Mayıs-2011/Düşük karbonlu ekonomiye geçiş süreçleri dünya genelinde bir daha geri dönülmeyecek şekilde büyük bir kararlılıkla hayata geçmeye başladı. 300 dolara yaklaşan dış ticaret hacmi, 30 milyon turisti hedefleyen turizm sektörü ve çok kapsamlı bir lojistik merkez olmaya aday ülkemizin bu küresel kararlılık arz eden sürecin karşısında veya dışında kalması düşünülemez. Bu bağlamda yeşil ekonominin önemli yapı taşlarının şekillendiği günümüzde kamuoyumuzdan iş dünyamıza bütün karar vericilerin ve halkımızın yaşam tarzını etkileyecek bu konuları yakından takip etmemiz ve ülkemiz için en akılcı yol haritasını belirleyip hızla ilerlememiz gerektiği görüşü ön plana çıkmaktadır.
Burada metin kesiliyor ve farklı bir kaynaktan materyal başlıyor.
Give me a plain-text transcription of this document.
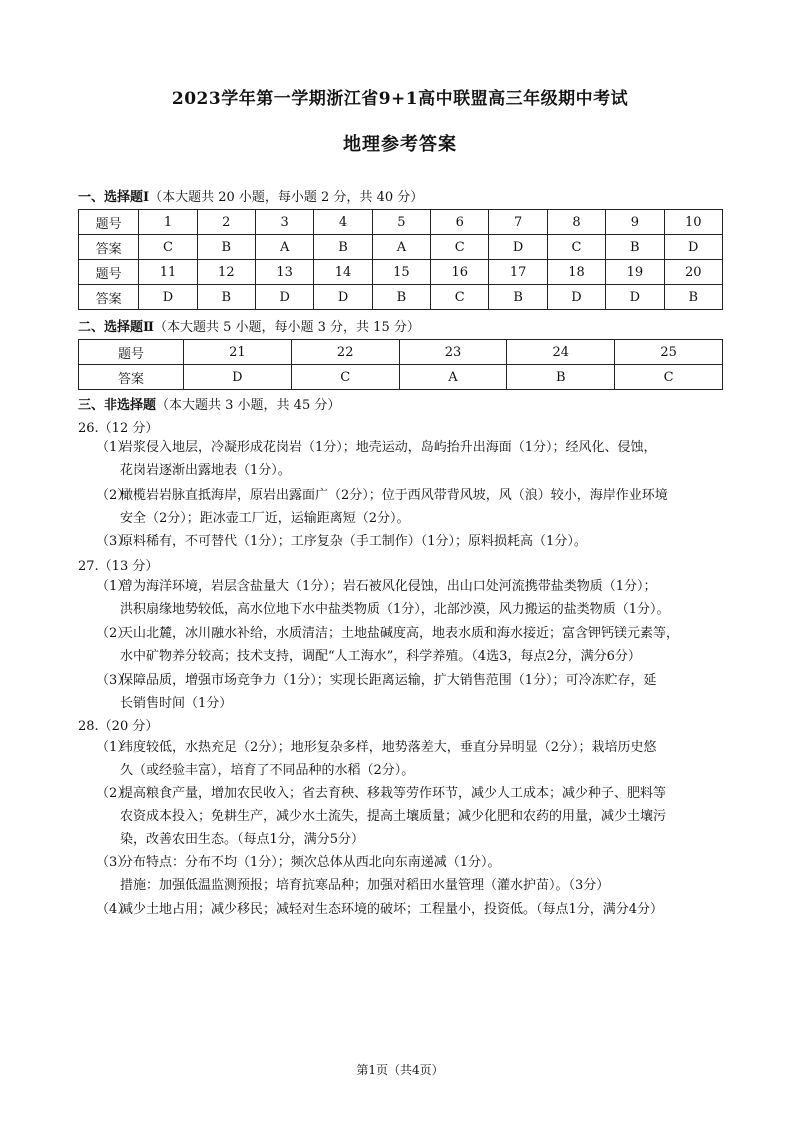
2023学年第一学期浙江省9+1高中联盟高三年级期中考试
地理参考答案
一、选择题Ⅰ（本大题共 20 小题，每小题 2 分，共 40 分）
题号	1	2	3	4	5	6	7	8	9	10
答案	C	B	A	B	A	C	D	C	B	D
题号	11	12	13	14	15	16	17	18	19	20
答案	D	B	D	D	B	C	B	D	D	B
二、选择题Ⅱ（本大题共 5 小题，每小题 3 分，共 15 分）
题号	21	22	23	24	25
答案	D	C	A	B	C
三、非选择题（本大题共 3 小题，共 45 分）
26.（12 分）
（1）
岩浆侵入地层，冷凝形成花岗岩（1分）；地壳运动，岛屿抬升出海面（1分）；经风化、侵蚀，
花岗岩逐渐出露地表（1分）。
（2）
橄榄岩岩脉直抵海岸，原岩出露面广（2分）；位于西风带背风坡，风（浪）较小，海岸作业环境
安全（2分）；距冰壶工厂近，运输距离短（2分）。
（3）
原料稀有，不可替代（1分）；工序复杂（手工制作）（1分）；原料损耗高（1分）。
27.（13 分）
（1）
曾为海洋环境，岩层含盐量大（1分）；岩石被风化侵蚀，出山口处河流携带盐类物质（1分）；
洪积扇缘地势较低，高水位地下水中盐类物质（1分），北部沙漠，风力搬运的盐类物质（1分）。
（2）
天山北麓，冰川融水补给，水质清洁；土地盐碱度高，地表水质和海水接近；富含钾钙镁元素等，
水中矿物养分较高；技术支持，调配“人工海水”，科学养殖。（4选3，每点2分，满分6分）
（3）
保障品质，增强市场竞争力（1分）；实现长距离运输，扩大销售范围（1分）；可冷冻贮存，延
长销售时间（1分）
28.（20 分）
（1）
纬度较低，水热充足（2分）；地形复杂多样，地势落差大，垂直分异明显（2分）；栽培历史悠
久（或经验丰富），培育了不同品种的水稻（2分）。
（2）
提高粮食产量，增加农民收入；省去育秧、移栽等劳作环节，减少人工成本；减少种子、肥料等
农资成本投入；免耕生产，减少水土流失，提高土壤质量；减少化肥和农药的用量，减少土壤污
染，改善农田生态。（每点1分，满分5分）
（3）
分布特点：分布不均（1分）；频次总体从西北向东南递减（1分）。
措施：加强低温监测预报；培育抗寒品种；加强对稻田水量管理（灌水护苗）。（3分）
（4）
减少土地占用；减少移民；减轻对生态环境的破坏；工程量小，投资低。（每点1分，满分4分）
第1页（共4页）
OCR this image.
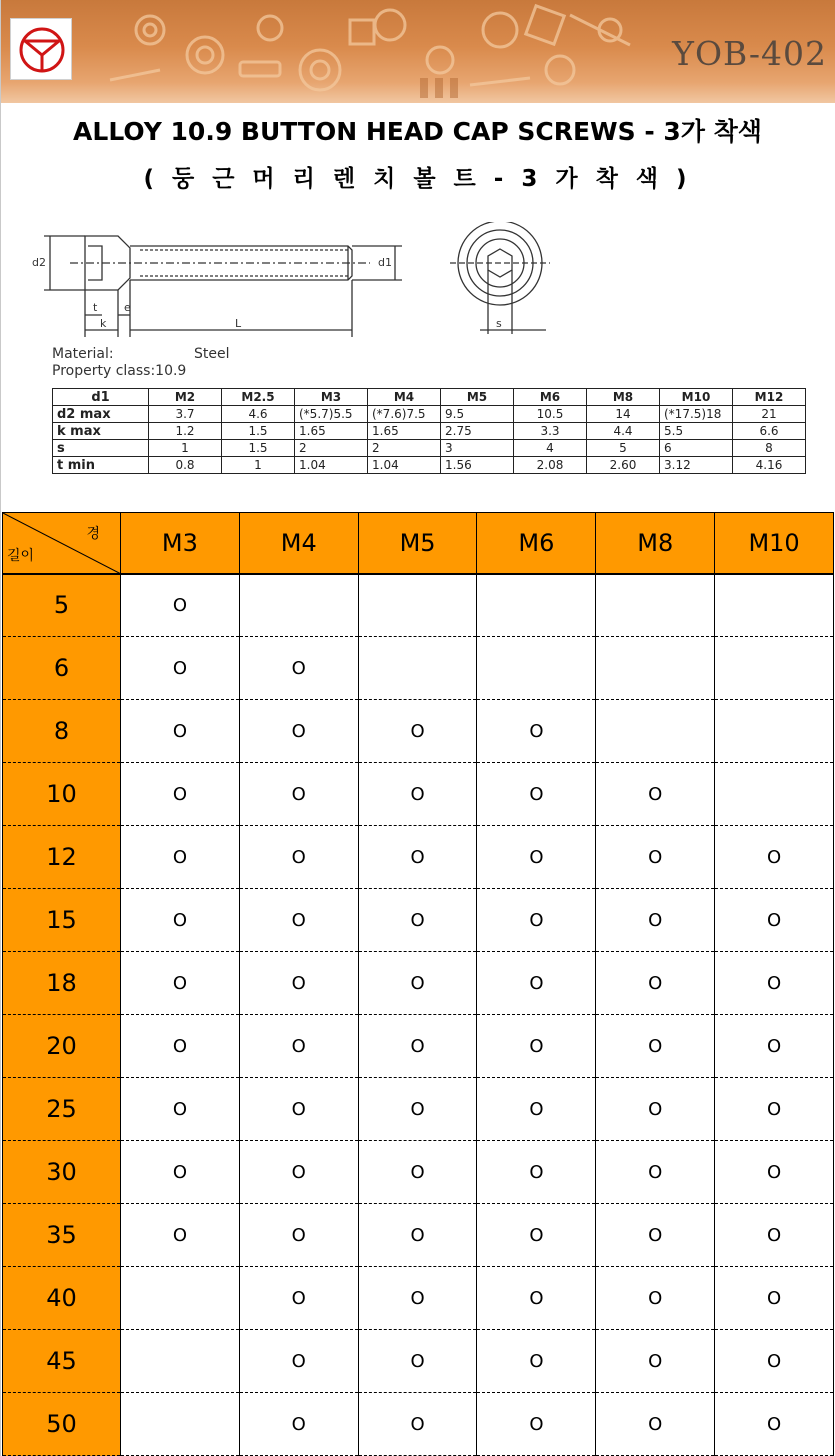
YOB-402
ALLOY 10.9 BUTTON HEAD CAP SCREWS - 3가 착색
( 둥 근 머 리 렌 치 볼 트 - 3 가 착 색 )
d2	d1
t
k
e
L	s
Material:	Steel
Property class:10.9
d1	M2	M2.5	M3	M4	M5	M6	M8	M10	M12
d2 max	3.7	4.6	(*5.7)5.5	(*7.6)7.5	9.5	10.5	14	(*17.5)18	21
k max	1.2	1.5	1.65	1.65	2.75	3.3	4.4	5.5	6.6
s	1	1.5	2	2	3	4	5	6	8
t min	0.8	1	1.04	1.04	1.56	2.08	2.60	3.12	4.16
경
길이	M3	M4	M5	M6	M8	M10
5	O					
6	O	O				
8	O	O	O	O		
10	O	O	O	O	O	
12	O	O	O	O	O	O
15	O	O	O	O	O	O
18	O	O	O	O	O	O
20	O	O	O	O	O	O
25	O	O	O	O	O	O
30	O	O	O	O	O	O
35	O	O	O	O	O	O
40		O	O	O	O	O
45		O	O	O	O	O
50		O	O	O	O	O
Yeşil dönüşüm ile ilgili önümüze sunular çarpıcı rakamlardan birkaçı: IEA tarafından açıklanan “Blue Map” senaryosuna göre 2030 yılına kadar her sene 750 milyar dolar, daha sonrasında da 2050’ye kadar her sene 1.6 trilyon dolar yatırım gerekmektedir. WEF ve Bloomberg New Energy Finance tarafından yapılan bir çalışmaya göre küresel ısınmayı 2 derecenin altında tutmak için her sene 500 milyar dolar, HSBC’nin tahmine göre düşük karbonlu ekonomiye geçiş için 2010 ile 2020 arasında 10 trilyon harcama yapmak gerekmektedir. UNEP tarafından yapılan bir çalışmaya göre ise 2050’ye kadar her sene dünya GSMH’sinin yüzde ikisi bu amaçla çalışmalara yönlendirilmelidir. İngiltere örneğinde ise 2025 yılına kadar yarısı enerji verimliliğine kanalize edilecek 750 milyar sterlinlik bir bütçe öngörülmektedir.
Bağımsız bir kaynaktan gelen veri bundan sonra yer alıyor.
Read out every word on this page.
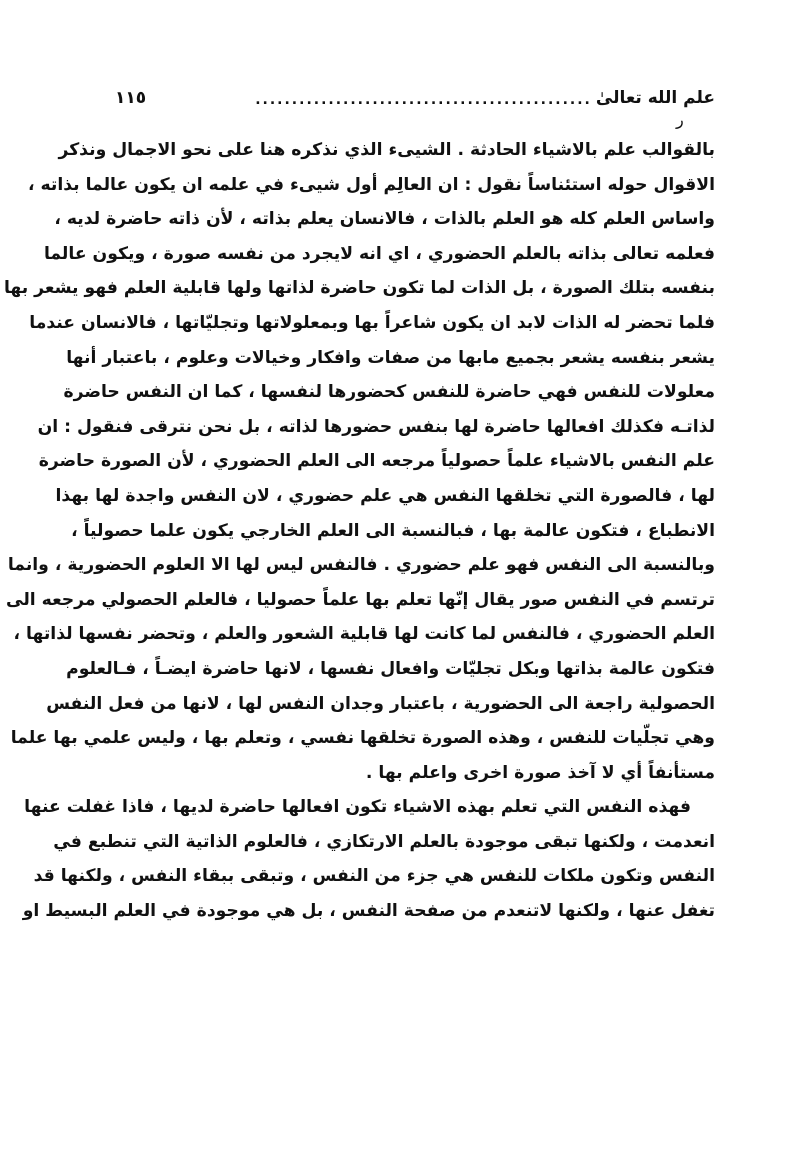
علم الله تعالىٰ
..............................................
١١٥
ر
بالقوالب علم بالاشياء الحادثة . الشيىء الذي نذكره هنا على نحو الاجمال ونذكر
الاقوال حوله استئناساً نقول : ان العالِم أول شيىء في علمه ان يكون عالما بذاته ،
واساس العلم كله هو العلم بالذات ، فالانسان يعلم بذاته ، لأن ذاته حاضرة لديه ،
فعلمه تعالى بذاته بالعلم الحضوري ، اي انه لايجرد من نفسه صورة ، ويكون عالما
بنفسه بتلك الصورة ، بل الذات لما تكون حاضرة لذاتها ولها قابلية العلم فهو يشعر بها
فلما تحضر له الذات لابد ان يكون شاعراً بها وبمعلولاتها وتجليّاتها ، فالانسان عندما
يشعر بنفسه يشعر بجميع مابها من صفات وافكار وخيالات وعلوم ، باعتبار أنها
معلولات للنفس فهي حاضرة للنفس كحضورها لنفسها ، كما ان النفس حاضرة
لذاتـه فكذلك افعالها حاضرة لها بنفس حضورها لذاته ، بل نحن نترقى فنقول : ان
علم النفس بالاشياء علماً حصولياً مرجعه الى العلم الحضوري ، لأن الصورة حاضرة
لها ، فالصورة التي تخلقها النفس هي علم حضوري ، لان النفس واجدة لها بهذا
الانطباع ، فتكون عالمة بها ، فبالنسبة الى العلم الخارجي يكون علما حصولياً ،
وبالنسبة الى النفس فهو علم حضوري . فالنفس ليس لها الا العلوم الحضورية ، وانما
ترتسم في النفس صور يقال إنّها تعلم بها علماً حصوليا ، فالعلم الحصولي مرجعه الى
العلم الحضوري ، فالنفس لما كانت لها قابلية الشعور والعلم ، وتحضر نفسها لذاتها ،
فتكون عالمة بذاتها وبكل تجليّات وافعال نفسها ، لانها حاضرة ايضـاً ، فـالعلوم
الحصولية راجعة الى الحضورية ، باعتبار وجدان النفس لها ، لانها من فعل النفس
وهي تجلّيات للنفس ، وهذه الصورة تخلقها نفسي ، وتعلم بها ، وليس علمي بها علما
مستأنفاً أي لا آخذ صورة اخرى واعلم بها .
فهذه النفس التي تعلم بهذه الاشياء تكون افعالها حاضرة لديها ، فاذا غفلت عنها
انعدمت ، ولكنها تبقى موجودة بالعلم الارتكازي ، فالعلوم الذاتية التي تنطبع في
النفس وتكون ملكات للنفس هي جزء من النفس ، وتبقى ببقاء النفس ، ولكنها قد
تغفل عنها ، ولكنها لاتنعدم من صفحة النفس ، بل هي موجودة في العلم البسيط او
Öte yandan geleceğe dönük tahminlerden oluşan bu rakamları destekleyen önemli gelişmelere de tanık olmaktayız: 2007 ile 2010 yılları arasında dünya genelinde yapılan yenilenebilir enerji yatırımı toplamı 627 milyar doları bulmuş, küresel finansal kriz sonrası G20 hükümetleri tarafından açıklanan önlemler kapsamında “yeşil yatırımlara ve teknolojilere” verilen destek 522 milyar dolar olarak belirlenmiştir. En çarpıcı gelişmeler ise yeşil devrimin liderliğine soyunan Çin’den gelmektedir: 2011 yılında başlayan 12. Beş Yıllık Plan’da Çin hükümeti yenilenebilir enerji, temiz teknolojiler ve geri dönüşüm projeleri yatırımını 468 milyar dolar olarak açıklamış, halihazırda en hızlı büyüyen ekonomiye sahip Çin’de yeşil teknolojiler sektörünün ülke ekonomisinin sekiz katı bir hızla büyümekte olduğu rapor edilmiştir.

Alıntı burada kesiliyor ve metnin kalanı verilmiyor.